After call for Christian unity, pope leaves Turkey for Lebanon
Pope Leo XIV headed to Lebanon on Sunday with a message of peace for the crisis-hit nation after wrapping up a four-day trip to Turkey's tiny Christian community that focused on unity within the Church.
Ending the first part of his maiden overseas tour since being elected leader of the world's 1.4 billion Catholics, Leo boarded the papal plane which left Istanbul for Beirut, where he was expected to arrive around 3:45 pm (1345 GMT).
The two-nation tour is the first major international test for the first American pope, who was elected in May and whose understated style contrasts with that of his charismatic and impulsive predecessor, Francis.
Although Leo's visit drew little attention in Turkey, a Muslim-majority nation whose Christian community numbers only around 100,000, his 48-hour stopover is eagerly awaited in Lebanon, a religiously diverse country of 5.8 million inhabitants.
Since 2019, Lebanon has been ravaged by crises, including an economic collapse, a devastating port blast in Beirut in 2020 and the recent war with Israel, with Leo expected to bring a message of peace to the multi-faith country, whose last papal visitor was Benedict XVI in 2012.

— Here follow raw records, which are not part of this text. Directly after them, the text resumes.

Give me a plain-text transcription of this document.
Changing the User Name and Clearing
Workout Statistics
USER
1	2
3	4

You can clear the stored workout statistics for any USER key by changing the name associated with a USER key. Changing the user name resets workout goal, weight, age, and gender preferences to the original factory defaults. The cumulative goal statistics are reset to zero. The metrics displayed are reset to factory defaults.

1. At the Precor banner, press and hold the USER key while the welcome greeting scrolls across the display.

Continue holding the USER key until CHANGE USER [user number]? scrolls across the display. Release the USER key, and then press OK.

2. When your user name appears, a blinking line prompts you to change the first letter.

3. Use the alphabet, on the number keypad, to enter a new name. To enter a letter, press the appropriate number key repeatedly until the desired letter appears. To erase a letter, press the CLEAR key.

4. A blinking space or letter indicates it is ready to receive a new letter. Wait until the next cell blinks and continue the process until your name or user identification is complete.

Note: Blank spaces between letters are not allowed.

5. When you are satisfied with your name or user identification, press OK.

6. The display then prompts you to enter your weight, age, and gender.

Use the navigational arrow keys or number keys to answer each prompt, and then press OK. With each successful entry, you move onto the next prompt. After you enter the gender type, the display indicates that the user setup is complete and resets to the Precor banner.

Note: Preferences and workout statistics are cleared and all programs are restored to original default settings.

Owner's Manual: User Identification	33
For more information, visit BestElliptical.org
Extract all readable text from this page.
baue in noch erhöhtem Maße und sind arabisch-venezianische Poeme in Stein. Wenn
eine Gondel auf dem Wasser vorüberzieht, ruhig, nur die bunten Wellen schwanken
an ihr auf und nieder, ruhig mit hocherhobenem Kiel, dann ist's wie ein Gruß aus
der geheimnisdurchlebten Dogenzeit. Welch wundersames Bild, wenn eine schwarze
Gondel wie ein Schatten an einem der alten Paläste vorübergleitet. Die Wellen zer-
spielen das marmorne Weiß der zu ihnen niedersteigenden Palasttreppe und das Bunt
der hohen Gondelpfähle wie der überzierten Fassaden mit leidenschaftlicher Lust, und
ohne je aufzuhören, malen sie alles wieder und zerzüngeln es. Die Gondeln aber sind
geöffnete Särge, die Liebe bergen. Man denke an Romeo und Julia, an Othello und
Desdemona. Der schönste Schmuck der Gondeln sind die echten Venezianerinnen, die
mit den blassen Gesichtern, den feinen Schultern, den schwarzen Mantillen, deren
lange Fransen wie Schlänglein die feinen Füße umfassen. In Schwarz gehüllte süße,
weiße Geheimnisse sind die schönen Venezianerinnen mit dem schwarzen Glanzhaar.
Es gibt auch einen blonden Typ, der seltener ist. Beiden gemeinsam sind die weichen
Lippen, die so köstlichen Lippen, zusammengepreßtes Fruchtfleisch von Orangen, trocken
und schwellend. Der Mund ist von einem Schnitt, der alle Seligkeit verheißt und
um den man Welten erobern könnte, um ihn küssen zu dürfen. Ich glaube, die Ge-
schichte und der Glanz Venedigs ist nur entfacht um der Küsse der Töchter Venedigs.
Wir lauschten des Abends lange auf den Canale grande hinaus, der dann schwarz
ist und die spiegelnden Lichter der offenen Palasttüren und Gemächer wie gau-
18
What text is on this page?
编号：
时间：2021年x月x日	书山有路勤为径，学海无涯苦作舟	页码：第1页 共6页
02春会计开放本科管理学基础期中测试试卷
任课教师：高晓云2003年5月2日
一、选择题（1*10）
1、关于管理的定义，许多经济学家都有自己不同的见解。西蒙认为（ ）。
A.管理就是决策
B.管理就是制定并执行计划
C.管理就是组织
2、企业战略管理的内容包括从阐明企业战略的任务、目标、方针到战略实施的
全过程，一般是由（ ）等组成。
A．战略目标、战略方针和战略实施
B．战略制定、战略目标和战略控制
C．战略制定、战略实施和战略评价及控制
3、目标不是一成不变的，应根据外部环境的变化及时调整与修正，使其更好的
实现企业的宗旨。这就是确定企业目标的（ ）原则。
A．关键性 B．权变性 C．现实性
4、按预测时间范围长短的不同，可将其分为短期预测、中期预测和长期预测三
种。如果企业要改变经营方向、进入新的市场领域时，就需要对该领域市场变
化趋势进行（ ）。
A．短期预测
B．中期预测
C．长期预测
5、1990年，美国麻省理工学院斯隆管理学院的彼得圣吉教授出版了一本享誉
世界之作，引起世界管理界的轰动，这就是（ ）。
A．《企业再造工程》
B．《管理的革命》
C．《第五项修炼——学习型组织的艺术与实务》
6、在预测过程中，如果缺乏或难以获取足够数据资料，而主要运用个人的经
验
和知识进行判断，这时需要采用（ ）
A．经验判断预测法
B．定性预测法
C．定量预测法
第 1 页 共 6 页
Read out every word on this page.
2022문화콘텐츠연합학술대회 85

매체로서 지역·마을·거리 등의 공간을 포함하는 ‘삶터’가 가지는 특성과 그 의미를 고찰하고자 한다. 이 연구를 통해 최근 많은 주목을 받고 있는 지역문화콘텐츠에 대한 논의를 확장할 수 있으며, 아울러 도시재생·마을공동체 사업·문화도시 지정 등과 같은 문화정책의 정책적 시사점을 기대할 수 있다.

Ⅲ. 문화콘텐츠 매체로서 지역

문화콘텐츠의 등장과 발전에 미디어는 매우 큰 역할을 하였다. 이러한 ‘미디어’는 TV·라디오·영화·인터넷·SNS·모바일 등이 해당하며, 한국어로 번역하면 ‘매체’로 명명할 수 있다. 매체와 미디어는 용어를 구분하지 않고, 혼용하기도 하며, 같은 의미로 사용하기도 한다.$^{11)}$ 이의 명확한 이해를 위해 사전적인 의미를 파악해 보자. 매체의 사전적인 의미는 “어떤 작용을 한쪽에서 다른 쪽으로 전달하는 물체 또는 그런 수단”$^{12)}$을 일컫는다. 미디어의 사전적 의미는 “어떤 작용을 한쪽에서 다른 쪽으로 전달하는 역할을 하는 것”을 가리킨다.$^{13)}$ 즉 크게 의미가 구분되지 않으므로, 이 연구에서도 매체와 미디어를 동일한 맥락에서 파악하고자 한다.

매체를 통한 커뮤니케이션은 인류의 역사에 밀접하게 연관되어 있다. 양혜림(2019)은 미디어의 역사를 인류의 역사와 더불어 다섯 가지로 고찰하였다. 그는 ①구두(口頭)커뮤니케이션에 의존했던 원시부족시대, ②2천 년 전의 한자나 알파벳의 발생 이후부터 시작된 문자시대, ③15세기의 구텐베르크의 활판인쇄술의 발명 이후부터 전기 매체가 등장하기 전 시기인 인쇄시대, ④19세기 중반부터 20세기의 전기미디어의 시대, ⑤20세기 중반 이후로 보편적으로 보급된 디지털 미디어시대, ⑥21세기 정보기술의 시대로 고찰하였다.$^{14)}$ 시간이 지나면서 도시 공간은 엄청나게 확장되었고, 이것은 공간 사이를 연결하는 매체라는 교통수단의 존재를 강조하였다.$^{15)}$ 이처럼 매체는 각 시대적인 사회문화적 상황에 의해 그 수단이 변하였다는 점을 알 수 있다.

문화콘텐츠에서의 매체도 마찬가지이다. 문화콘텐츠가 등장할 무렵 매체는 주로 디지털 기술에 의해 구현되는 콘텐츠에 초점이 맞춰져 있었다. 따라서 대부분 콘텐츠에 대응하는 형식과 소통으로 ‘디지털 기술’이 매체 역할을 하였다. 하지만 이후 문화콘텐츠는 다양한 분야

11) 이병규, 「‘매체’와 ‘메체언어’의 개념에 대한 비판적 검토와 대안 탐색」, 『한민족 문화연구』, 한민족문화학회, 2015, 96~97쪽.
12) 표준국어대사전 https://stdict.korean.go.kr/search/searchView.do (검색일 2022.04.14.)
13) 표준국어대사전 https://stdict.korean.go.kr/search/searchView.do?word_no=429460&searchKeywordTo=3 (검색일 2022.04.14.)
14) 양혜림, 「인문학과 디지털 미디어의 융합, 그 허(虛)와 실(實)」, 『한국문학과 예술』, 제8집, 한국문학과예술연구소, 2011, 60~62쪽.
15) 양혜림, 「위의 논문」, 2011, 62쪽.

In Turkey, Leo's visit was firmly focused on calls for greater unity among different branches of the Church.
He was the fifth pontiff to visit Turkey after Paul VI in 1967, John Paul II in 1979, Benedict XVI in 2006 and Francis in 2014 and began his trip on Thursday by holding talks with President Recep Tayyip Erdogan.
Then he travelled to Iznik to mark 1,700 years since the First Council of Nicaea, one of the early Church's most important gatherings, which he celebrated at an ecumenical service alongside Patriarch Bartholomew I, leader of the world's 260 million Orthodox Christians.
Saturday saw Leo holding mass in Istanbul with thousands of worshippers braving heavy rain to celebrate with him, many of whom had travelled across Turkey to join the multilingual service that left participants and observers deeply moved by its beautiful and haunting choral interludes.
- 'My greatest dream' -
On his last day, Leo met privately with a bereaved father whose 14-year-old Italian-Turkish son died in February after being stabbed at a market in Istanbul.
"Today I cried, but I cried tears of joy, I came for Mattia Ahmet," Italian chef Andrea Minguzzi said of his son in remarks to reporters afterwards, thanking the pope for meeting him and "fulfilling one of the greatest dreams of my life".
Then he went to the Armenian Cathedral where he had words of encouragement for the largest of Turkey's Christian communities that counts some 50,000 members, thanking God "for the courageous Christian witness of the Armenian people throughout history, often amid tragic circumstances".
It was an apparent nod to the massacres the Armenians suffered at the hands of the Ottoman troops in 1915-1916 which has been qualified as genocide by around 30 countries, although Turkey firmly rejects the term.
"The Armenian people do not forget the popes who raised their voice in our times of suffering, who stood with Christian communities in danger and who upheld truth when the world hesitated," Armenian Patriarch Sahak Mashalian said.
"We pray that the Lord may use the immense moral voice and influence of papacy through Your Holiness for the safety of these vulnerable Christian communities, especially in the very region to which you will travel later today," he said.
"May the good Lord make you an angel of peace in those bleeding lands to herald glad tidings of enduring peace among war-worn peoples."